We have too many people in the work force and too few jobs for them to do. A low minimum wage forces more people to take more jobs, while simultaneously allowing employers to pay less.

If we raised the minimum wage, then there would be fewer workers, because a minimum wage job would once again be enough to support a family. Many jobs are being replaced with automation, but because of the higher minimum wage, those jobs would no longer be desperately fought over by unskilled workers.

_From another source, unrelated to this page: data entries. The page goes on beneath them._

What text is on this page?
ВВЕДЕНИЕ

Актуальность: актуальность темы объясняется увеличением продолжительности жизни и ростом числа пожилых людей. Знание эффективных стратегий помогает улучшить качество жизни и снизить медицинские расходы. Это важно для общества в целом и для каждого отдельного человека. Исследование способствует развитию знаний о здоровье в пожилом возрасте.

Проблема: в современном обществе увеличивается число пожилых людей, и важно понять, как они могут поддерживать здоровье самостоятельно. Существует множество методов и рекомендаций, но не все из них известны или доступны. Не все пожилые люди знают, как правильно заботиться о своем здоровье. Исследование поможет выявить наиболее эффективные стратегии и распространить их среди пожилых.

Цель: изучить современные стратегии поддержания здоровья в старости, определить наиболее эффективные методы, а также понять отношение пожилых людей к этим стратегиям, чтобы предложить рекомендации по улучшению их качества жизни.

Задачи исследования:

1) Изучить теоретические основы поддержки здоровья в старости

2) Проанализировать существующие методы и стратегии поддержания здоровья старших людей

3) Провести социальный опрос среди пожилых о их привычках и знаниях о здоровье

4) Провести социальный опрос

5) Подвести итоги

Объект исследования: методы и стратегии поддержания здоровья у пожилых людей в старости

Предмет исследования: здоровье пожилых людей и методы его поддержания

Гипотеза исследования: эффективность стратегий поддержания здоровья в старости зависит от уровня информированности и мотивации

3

As more jobs are replaced by automation, we may end up with the same scenario again: People fight over jobs, and employers find ways to pay less and less. At this point, we would need to institute a universal basic income, paid for by taxes on corporations. There’s simply no way around that–even though it might slow down when employers are forced to stop hiring so many part-timers and contractors, the number of jobs will eventually be much less than the number of people willing to work. At that point, those extra workers will be supported by universal basic income and, instead, do unpaid work like art, volunteer work, or study. The only alternative to this is a world in which a majority of unskilled workers are barely scraping by on half a job, crammed together in apartments that take five salaries to pay for, unable to afford health care, higher education, or anything but the next day’s low-quality food–and sometimes not even that.